1. SEAT IN SMALLER GROUPS
We like to connect to people but we don’t want to yell. We want to meet people but we want personal space. Think rounds of four to six (instead of eight to 12) and classroom tables with space to spread out. Theatre rows of six before an aisle and not 14. More aisles, more space, less noise.
2. WATER EVERYWHERE
Hydrate your participants. Encourage reusable water bottle use and provide water stations. It is a human staple but we often forget it. Using individual bottles when you meet in cities with safe, clean water – ditch them! Make it fancy with fruit or herbs – but don’t add sugar.
3. CAPITALIZE ON NATURE
Natural light and fresh air should not be a commodity. Choose venues that offer both as often as possible.
4. MOBILIZE PARTICIPANTS
Get attendees walking, scootering, moving – this is not about long distances over concrete floors as we often experience, rather an amount that gets them up and moving – good on every level. Go through the venue “on wheels” and see that you can get everywhere easily including the sidewalks leading up to your space.
5. HEALTHY FOOD
As much as possible, eliminate beige foods; they tend to weigh people down and be less nutrient dense. Work with your venues to identify menus that are nutritious and delicious – and still offer food familiar to your participant base. Nobody wants to wonder what is on their plate – that is uncomfortable!

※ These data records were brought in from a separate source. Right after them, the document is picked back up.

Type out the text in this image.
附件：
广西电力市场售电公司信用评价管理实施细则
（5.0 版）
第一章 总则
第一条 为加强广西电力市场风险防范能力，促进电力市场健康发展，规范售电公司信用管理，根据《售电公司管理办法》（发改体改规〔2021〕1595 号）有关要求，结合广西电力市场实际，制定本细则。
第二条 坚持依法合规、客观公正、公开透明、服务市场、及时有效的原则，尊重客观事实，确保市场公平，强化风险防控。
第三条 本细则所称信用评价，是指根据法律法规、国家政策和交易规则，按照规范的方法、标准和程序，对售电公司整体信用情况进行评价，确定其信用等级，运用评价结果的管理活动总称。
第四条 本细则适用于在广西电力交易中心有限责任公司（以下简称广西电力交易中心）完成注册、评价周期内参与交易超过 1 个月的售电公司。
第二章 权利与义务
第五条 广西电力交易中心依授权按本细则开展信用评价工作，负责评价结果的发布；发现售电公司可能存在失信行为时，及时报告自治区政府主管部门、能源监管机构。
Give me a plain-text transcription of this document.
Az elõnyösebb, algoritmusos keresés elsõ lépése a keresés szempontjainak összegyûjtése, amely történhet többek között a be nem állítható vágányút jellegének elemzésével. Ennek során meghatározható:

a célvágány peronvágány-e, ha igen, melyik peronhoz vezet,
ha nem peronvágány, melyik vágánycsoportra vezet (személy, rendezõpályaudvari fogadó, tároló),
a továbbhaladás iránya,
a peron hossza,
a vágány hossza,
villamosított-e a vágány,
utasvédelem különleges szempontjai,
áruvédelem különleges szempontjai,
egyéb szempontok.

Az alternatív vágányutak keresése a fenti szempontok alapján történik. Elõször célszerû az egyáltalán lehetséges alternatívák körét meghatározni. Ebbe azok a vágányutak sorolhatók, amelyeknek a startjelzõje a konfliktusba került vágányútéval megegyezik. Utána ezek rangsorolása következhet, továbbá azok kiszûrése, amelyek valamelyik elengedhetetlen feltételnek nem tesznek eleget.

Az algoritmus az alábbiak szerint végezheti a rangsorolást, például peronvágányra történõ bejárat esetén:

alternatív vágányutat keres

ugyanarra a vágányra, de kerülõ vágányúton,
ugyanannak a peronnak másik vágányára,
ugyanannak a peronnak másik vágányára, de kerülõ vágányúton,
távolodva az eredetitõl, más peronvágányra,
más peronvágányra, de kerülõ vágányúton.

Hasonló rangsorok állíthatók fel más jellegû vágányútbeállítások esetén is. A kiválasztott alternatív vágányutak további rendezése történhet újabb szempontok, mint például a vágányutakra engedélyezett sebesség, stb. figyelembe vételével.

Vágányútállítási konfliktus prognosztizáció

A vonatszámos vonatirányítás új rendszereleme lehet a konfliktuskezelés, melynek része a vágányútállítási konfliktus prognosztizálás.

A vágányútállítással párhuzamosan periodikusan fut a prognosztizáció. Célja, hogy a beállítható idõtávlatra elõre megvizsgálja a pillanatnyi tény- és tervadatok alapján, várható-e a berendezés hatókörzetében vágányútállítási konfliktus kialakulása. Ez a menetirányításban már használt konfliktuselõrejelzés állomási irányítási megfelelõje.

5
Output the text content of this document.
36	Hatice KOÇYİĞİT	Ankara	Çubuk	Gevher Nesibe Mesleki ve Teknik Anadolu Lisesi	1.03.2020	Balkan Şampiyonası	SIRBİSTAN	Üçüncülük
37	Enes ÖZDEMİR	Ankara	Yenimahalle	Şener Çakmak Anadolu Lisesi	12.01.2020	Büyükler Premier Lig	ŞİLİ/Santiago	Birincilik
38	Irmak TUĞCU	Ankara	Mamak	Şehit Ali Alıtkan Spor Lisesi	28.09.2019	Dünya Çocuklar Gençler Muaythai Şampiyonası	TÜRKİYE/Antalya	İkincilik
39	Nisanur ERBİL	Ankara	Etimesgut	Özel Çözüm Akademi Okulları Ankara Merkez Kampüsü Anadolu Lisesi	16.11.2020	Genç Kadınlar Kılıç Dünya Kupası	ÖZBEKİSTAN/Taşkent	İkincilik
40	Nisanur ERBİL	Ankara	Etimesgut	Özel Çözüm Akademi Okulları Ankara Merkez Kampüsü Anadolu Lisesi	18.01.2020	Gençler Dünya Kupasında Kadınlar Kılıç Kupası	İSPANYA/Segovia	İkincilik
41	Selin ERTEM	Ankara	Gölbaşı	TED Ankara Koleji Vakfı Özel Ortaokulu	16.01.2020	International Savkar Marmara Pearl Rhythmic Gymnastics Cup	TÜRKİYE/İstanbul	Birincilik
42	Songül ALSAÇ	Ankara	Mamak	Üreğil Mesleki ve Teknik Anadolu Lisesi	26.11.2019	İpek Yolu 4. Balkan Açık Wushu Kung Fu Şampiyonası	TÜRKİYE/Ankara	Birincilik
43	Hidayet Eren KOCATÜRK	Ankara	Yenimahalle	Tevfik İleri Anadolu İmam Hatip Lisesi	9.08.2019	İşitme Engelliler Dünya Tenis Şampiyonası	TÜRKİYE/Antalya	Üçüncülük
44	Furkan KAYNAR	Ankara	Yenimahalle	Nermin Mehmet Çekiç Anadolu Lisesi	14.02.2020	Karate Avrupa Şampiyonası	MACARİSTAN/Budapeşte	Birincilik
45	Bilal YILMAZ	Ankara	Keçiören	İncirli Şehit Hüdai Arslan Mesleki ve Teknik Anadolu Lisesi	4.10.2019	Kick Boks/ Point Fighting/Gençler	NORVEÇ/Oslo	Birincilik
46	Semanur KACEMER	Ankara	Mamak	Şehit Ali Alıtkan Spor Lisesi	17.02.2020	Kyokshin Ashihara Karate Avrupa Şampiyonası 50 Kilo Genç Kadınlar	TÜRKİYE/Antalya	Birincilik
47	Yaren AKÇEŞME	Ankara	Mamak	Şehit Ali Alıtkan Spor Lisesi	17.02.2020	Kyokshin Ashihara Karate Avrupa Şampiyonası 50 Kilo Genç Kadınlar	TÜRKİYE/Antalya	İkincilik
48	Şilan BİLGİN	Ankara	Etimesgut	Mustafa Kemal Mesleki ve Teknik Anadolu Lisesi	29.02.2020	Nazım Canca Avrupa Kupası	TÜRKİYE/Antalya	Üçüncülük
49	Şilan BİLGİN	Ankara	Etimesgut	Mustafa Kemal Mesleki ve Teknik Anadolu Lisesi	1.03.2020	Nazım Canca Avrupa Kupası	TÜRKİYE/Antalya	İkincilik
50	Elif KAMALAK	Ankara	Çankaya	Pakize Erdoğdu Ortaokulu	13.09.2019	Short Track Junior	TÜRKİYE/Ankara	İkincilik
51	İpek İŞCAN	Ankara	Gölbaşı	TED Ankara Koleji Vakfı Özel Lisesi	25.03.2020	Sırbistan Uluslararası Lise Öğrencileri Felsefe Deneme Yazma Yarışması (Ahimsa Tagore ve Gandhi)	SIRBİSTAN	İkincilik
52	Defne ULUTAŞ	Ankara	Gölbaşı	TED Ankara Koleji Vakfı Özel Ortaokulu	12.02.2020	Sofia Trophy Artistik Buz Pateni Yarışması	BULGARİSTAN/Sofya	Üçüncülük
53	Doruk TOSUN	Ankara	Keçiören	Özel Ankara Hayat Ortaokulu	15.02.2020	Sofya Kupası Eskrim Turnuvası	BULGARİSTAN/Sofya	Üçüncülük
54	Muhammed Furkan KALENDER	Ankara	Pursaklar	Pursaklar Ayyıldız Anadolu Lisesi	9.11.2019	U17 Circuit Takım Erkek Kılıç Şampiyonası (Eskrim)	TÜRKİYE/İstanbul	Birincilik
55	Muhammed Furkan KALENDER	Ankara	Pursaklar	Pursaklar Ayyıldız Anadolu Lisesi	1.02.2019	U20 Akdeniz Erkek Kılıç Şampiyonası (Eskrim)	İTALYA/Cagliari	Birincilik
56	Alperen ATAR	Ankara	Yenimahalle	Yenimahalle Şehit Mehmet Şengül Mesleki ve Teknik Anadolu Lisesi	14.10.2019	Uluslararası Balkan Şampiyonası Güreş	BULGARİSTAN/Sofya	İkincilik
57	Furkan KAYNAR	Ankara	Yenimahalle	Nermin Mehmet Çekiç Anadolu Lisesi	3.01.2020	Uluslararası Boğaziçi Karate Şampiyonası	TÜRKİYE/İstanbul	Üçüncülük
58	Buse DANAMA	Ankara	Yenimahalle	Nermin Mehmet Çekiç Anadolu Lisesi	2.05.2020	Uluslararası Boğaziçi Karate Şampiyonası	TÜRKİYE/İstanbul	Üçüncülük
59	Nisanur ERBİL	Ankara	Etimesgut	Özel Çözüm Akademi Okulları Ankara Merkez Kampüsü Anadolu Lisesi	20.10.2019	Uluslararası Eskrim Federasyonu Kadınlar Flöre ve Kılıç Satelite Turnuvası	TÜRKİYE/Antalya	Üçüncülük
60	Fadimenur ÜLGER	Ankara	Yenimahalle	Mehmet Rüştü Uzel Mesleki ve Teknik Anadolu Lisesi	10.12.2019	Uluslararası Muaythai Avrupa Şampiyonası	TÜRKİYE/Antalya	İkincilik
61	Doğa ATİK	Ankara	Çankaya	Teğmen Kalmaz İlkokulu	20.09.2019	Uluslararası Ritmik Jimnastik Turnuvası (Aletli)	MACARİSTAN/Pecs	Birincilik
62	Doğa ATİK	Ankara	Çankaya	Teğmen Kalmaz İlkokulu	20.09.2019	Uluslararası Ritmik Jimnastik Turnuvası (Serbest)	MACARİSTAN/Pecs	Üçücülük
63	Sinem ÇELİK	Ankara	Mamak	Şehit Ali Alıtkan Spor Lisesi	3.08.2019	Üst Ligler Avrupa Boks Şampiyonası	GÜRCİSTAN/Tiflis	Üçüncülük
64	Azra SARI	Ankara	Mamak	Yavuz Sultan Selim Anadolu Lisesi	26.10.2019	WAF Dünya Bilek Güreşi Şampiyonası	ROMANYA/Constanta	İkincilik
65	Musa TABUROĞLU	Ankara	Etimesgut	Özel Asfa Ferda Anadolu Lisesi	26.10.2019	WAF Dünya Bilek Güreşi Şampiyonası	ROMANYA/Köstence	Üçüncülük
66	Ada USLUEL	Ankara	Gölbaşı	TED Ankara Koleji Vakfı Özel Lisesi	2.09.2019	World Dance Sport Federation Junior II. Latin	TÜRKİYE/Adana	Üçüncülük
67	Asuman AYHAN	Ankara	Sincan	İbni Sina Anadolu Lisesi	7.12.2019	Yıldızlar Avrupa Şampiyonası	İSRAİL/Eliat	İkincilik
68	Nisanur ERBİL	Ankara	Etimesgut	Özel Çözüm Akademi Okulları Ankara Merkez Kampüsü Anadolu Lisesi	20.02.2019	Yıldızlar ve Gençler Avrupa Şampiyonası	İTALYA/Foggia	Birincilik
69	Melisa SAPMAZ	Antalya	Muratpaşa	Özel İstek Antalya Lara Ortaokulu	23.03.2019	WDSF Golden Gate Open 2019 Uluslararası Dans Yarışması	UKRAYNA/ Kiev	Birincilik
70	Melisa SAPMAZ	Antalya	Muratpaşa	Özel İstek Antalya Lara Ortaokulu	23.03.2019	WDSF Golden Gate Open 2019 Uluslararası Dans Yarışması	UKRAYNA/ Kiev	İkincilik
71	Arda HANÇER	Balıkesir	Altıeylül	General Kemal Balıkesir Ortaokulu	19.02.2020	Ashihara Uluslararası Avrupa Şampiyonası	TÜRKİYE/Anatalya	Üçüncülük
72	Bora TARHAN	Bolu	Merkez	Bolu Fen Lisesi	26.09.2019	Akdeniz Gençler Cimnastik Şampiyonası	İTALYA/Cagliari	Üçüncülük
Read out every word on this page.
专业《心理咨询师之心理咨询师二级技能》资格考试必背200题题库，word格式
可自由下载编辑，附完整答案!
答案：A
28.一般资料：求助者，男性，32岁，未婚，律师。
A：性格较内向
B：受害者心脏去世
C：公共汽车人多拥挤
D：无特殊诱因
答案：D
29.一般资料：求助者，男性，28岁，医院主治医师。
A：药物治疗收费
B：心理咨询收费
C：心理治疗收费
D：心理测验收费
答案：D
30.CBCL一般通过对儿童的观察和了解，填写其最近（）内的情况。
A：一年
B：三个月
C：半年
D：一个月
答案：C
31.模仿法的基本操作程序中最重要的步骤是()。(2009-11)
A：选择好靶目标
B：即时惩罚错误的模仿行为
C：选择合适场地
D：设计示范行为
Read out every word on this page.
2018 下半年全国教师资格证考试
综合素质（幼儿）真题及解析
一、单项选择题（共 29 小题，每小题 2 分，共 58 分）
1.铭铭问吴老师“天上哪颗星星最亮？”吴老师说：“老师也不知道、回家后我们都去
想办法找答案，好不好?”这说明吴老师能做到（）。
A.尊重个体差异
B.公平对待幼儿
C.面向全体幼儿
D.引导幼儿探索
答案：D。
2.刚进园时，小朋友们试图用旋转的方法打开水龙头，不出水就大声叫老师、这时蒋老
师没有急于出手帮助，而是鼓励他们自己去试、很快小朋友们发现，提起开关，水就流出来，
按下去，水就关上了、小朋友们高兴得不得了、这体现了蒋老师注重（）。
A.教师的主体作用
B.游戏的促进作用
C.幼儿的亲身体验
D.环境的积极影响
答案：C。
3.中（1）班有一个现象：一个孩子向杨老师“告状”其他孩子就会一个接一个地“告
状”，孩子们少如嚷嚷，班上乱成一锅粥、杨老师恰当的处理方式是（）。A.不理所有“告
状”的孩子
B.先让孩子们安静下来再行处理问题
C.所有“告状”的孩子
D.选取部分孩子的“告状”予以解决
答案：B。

Allow enough time for rest and “chill” time. If you are in intense learning environments, you need space to reflect, absorb and contextualize learning. You also need to get enough rest or sleep to remain productive for multiple days. Don’t over-program to the point of no return for your guests.
7. EDIT CHOICES
While you want to offer a comprehensive program with ample choices for participants, too much becomes overwhelming. Fewer choices provide attendees with a feeling of control over what they experience without inundating them with options. If you ever wondered why you always saw Steve Jobs in one outfit – he knew eliminating one choice daily simplified his life.